Imagem corporal é a figura mental ou a percepção que alguém faz ou tem de seu corpo(1).

Acreditamos que existem diferentes maneiras de enfrentamento para a aceitação da imagem corporal. Uns enfrentam com facilidade e conseguem continuar a vida sem traumas, outros não aceitam a mudança no início, mas depois acabam convivendo com o que é inevitável, e também há os que não conseguem lidar com suas limitações. É nestes dois últimos casos especialmente que entendemos a importância de um estudo voltado ao o quê e o quanto o enfermeiro pode perceber desta situação.

Na relação que se estabelece entre as pessoas com alguma deficiência e àquelas não portadoras, há intensamente a presença de emoções como: medo, cólera, desgosto, atração, repugnância. São sentimentos que podem ocorrer juntos ou isoladamente, fortes ou moderados, mas são freqüentes e reais(2).

Estas emoções ocorrem nas famílias, nos profissionais ou em qualquer indivíduo que ao se deparar, direta ou indiretamente, com a deficiência apresente algum tipo de "sofrimento psicológico". Há um processo de negação por meio de pensamentos, palavras e atos(2).

O desvio biológico no corpo humano é manifestado pela "falta ou excesso de". "O deficiente é a própria encarnação da assimetria, do desequilíbrio, das des-funções. Assim, sua desfiguração, sua mutilação, ameaça intrinsecamente as bases da existência do outro". O outro, o diferente, o deficiente, representa a consciência da própria imperfeição daquele que vê, espelha suas limitações, suas castrações. Representa também o sobrevivente, aquele que passou pela catástrofe e a ela sobreviveu, com isso acenando com a catástrofe em potencial, virtualmente suspensa sobre a vida do outro. Representa ainda uma ferida narcísica em cada profissional, em cada comunidade. Representa um conflito não camuflável, não escamoteável - explícito - em cada dinâmica de interrelações. De qualquer lado que se olhe, representa uma chaga em pele idealizadamente de alabastro. Representa ameaça, perigo"(3).
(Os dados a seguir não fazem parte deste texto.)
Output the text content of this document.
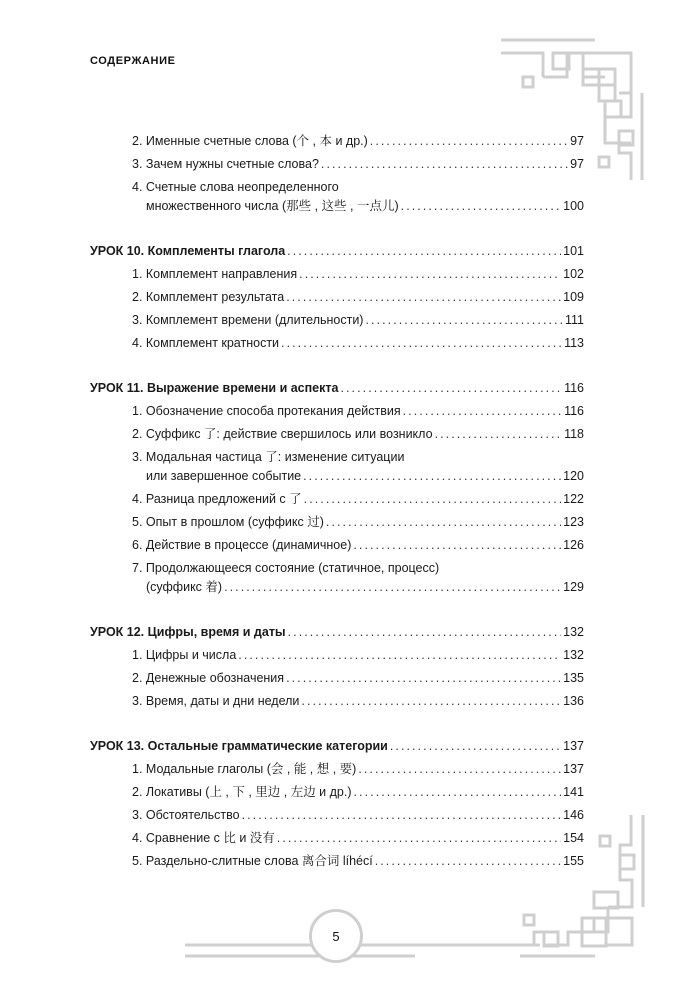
СОДЕРЖАНИЕ
2. Именные счетные слова (个 , 本 и др.) . . .	97
3. Зачем нужны счетные слова? . . .	97
4. Счетные слова неопределенного
множественного числа (那些 , 这些 , 一点儿) . . .	100
УРОК 10. Комплементы глагола . . .	101
1. Комплемент направления . . .	102
2. Комплемент результата . . .	109
3. Комплемент времени (длительности) . . .	111
4. Комплемент кратности . . .	113
УРОК 11. Выражение времени и аспекта . . .	116
1. Обозначение способа протекания действия . . .	116
2. Суффикс 了: действие свершилось или возникло . . .	118
3. Модальная частица 了: изменение ситуации
или завершенное событие . . .	120
4. Разница предложений с 了 . . .	122
5. Опыт в прошлом (суффикс 过) . . .	123
6. Действие в процессе (динамичное) . . .	126
7. Продолжающееся состояние (статичное, процесс)
(суффикс 着) . . .	129
УРОК 12. Цифры, время и даты . . .	132
1. Цифры и числа . . .	132
2. Денежные обозначения . . .	135
3. Время, даты и дни недели . . .	136
УРОК 13. Остальные грамматические категории . . .	137
1. Модальные глаголы (会 , 能 , 想 , 要) . . .	137
2. Локативы (上 , 下 , 里边 , 左边 и др.) . . .	141
3. Обстоятельство . . .	146
4. Сравнение с 比 и 没有 . . .	154
5. Раздельно-слитные слова 离合词 líhécí . . .	155
5
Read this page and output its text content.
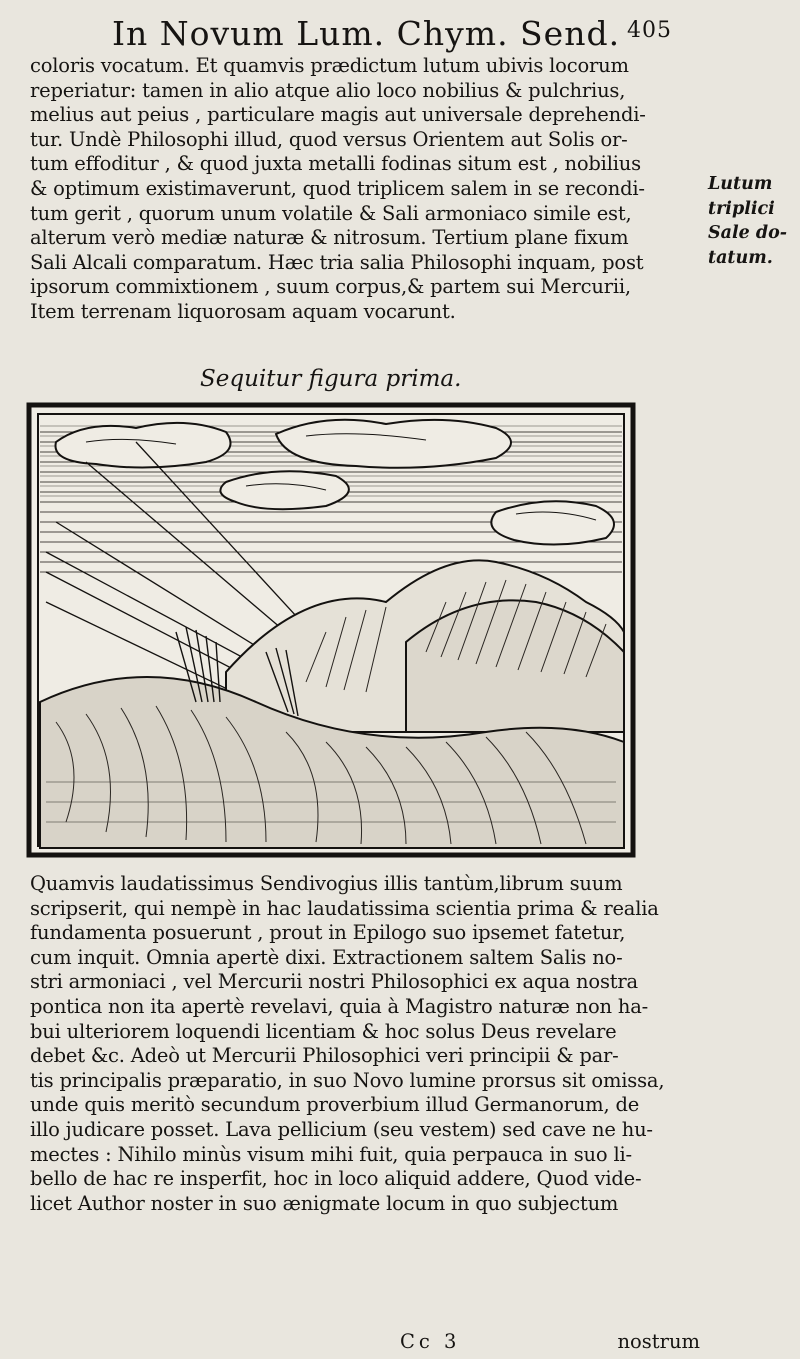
In Novum Lum. Chym. Send. 405
coloris vocatum. Et quamvis prædictum lutum ubivis locorum
reperiatur: tamen in alio atque alio loco nobilius & pulchrius,
melius aut peius , particulare magis aut universale deprehendi-
tur. Undè Philosophi illud, quod versus Orientem aut Solis or-
tum effoditur , & quod juxta metalli fodinas situm est , nobilius
& optimum existimaverunt, quod triplicem salem in se recondi-
tum gerit , quorum unum volatile & Sali armoniaco simile est,
alterum verò mediæ naturæ & nitrosum. Tertium plane fixum
Sali Alcali comparatum. Hæc tria salia Philosophi inquam, post
ipsorum commixtionem , suum corpus,& partem sui Mercurii,
Item terrenam liquorosam aquam vocarunt.
Lutum
triplici
Sale do-
tatum.
Sequitur figura prima.
Quamvis laudatissimus Sendivogius illis tantùm,librum suum
scripserit, qui nempè in hac laudatissima scientia prima & realia
fundamenta posuerunt , prout in Epilogo suo ipsemet fatetur,
cum inquit. Omnia apertè dixi. Extractionem saltem Salis no-
stri armoniaci , vel Mercurii nostri Philosophici ex aqua nostra
pontica non ita apertè revelavi, quia à Magistro naturæ non ha-
bui ulteriorem loquendi licentiam & hoc solus Deus revelare
debet &c. Adeò ut Mercurii Philosophici veri principii & par-
tis principalis præparatio, in suo Novo lumine prorsus sit omissa,
unde quis meritò secundum proverbium illud Germanorum, de
illo judicare posset. Lava pellicium (seu vestem) sed cave ne hu-
mectes : Nihilo minùs visum mihi fuit, quia perpauca in suo li-
bello de hac re insperfit, hoc in loco aliquid addere, Quod vide-
licet Author noster in suo ænigmate locum in quo subjectum
Cc 3	nostrum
É por meio da imagem corporal que o indivíduo mantém um equilíbrio interno enquanto interage com o mundo(1).

Quando um indivíduo, em algum momento, não aceita seu corpo tal como ele é pode ocorrer desequilíbrio desencadeando distúrbios da auto-imagem. O profissional de enfermagem deve reconhecer esta crise da auto-imagem, que pode se manifestar tanto verbalmente quanto não verbalmente, e se subdivide em quatro etapas: choque, negativismo, reconhecimento da realidade e adaptação(4).

Alguns sintomas podem ser indicadores da crise da auto-imagem, o indivíduo pode apresentar-se queixoso, quieto, deprimido (triste, abatido, melancólico), hostil (zangado, irritado), temeroso, negativista, ansioso, com dor específica ou não, com anorexia, insônia, questionador, divagador, choroso, agitado, dentre outros sintomas(4).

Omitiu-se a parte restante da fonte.